Jared, a sophomore at Pace Academy in Buckhead, reached out to the Seattle-based nonprofit ELAND, which provides scholarships to Maasai children.
Moses Kinayia, founder of ELAND, told Jared the kerosene lamps children study by in Maasai villages are a health concern.
“In the Maasai community, they live in huts made of mud and branches from wood, and the ventilation is very poor because they have very small windows,” Kinayia said in a phone interview. “They employ the small metal can and make a kerosene lamp out of it. They put a wick and kerosene in it. It emits a lot of carbon monoxide, which is toxic. Long-term exposure really hurts their respiratory systems. The children, when the try to read, it hurts their eyes.”
Jared began raising money to send solar flashlights, and so far has gathered about $5,500. Given the low cost of the flashlights — about $25 each — and the large number of people per Maasai home, Kinayia estimated Jared has helped about 1,200 have a clean, renewable source of light.
In addition, the lights have the benefit of continually saving a family money on kerosene.
“It’s saving almost $150 per year,” Kinayia said. “Most families in Kenya are living on under $1 per day, so to save even a few dollars per month, that’s huge for a family.”
Jared said he began sending letters to generate interest in the project and was overwhelmed by how much money he was able to raise.
“I really had no goal.
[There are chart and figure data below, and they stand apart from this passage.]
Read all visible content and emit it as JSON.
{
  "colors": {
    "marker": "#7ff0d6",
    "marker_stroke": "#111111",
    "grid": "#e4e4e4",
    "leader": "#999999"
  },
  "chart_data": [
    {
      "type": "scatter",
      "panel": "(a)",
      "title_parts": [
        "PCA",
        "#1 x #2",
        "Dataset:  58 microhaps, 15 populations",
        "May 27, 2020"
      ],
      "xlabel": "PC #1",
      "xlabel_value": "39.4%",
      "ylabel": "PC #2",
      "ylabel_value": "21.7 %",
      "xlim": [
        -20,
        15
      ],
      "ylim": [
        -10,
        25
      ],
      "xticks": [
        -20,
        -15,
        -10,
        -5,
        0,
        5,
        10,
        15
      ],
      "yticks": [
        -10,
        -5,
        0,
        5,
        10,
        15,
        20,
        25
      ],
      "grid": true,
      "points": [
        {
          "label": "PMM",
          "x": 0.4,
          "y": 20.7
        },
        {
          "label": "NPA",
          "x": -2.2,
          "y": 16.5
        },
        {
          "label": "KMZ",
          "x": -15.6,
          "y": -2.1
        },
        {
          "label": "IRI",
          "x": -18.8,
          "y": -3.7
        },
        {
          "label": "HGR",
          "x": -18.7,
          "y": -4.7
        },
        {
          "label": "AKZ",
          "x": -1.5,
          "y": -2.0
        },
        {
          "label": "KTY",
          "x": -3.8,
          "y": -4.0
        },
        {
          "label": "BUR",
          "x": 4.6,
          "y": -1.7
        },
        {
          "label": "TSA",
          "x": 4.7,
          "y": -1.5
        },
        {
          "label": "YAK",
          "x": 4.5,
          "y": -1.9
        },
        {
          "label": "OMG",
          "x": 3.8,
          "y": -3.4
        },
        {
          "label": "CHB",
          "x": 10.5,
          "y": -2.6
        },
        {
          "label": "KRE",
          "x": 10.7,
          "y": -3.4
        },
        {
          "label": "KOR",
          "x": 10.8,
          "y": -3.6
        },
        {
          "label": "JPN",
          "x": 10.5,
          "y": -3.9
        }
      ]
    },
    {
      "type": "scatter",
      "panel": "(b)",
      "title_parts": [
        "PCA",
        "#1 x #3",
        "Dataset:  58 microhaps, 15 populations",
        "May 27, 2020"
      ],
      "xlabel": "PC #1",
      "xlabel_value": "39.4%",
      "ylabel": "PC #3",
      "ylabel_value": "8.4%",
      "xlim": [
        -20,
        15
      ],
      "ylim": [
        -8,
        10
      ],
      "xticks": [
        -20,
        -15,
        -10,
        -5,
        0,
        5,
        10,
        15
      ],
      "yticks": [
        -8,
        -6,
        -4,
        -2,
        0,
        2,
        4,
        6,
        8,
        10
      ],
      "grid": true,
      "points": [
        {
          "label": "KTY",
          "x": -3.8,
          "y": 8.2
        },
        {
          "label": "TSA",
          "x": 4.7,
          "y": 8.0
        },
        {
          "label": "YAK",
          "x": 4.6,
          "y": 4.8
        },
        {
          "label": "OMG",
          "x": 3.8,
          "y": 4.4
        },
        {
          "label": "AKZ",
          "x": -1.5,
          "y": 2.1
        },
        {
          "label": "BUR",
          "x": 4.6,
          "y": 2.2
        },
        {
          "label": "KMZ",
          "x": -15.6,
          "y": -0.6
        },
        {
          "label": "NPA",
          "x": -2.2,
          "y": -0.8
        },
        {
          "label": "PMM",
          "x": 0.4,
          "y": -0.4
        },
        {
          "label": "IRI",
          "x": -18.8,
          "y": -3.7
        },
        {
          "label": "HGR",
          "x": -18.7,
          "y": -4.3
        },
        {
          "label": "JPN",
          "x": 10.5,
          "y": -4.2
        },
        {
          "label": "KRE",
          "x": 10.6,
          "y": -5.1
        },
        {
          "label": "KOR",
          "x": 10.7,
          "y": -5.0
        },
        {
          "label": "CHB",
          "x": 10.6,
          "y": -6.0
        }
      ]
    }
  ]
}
I didn’t know what the response was going to be. It kind of threw me off guard,” he said.
Jared will continue to take donations, in the form of checks made out to ELAND.
Kinayia said Jared is exemplary of the difference one individual can make in the lives of others.
“Jared has done an impressive job. He went to Kenya and he did not want to keep quiet. He saw the need and realized he can do something about it,” he said. “He’s so young and he saw he can mobilize his classmates and his community. I think that tells us how we can transform the world by providing a voice for those who don’t have a voice.”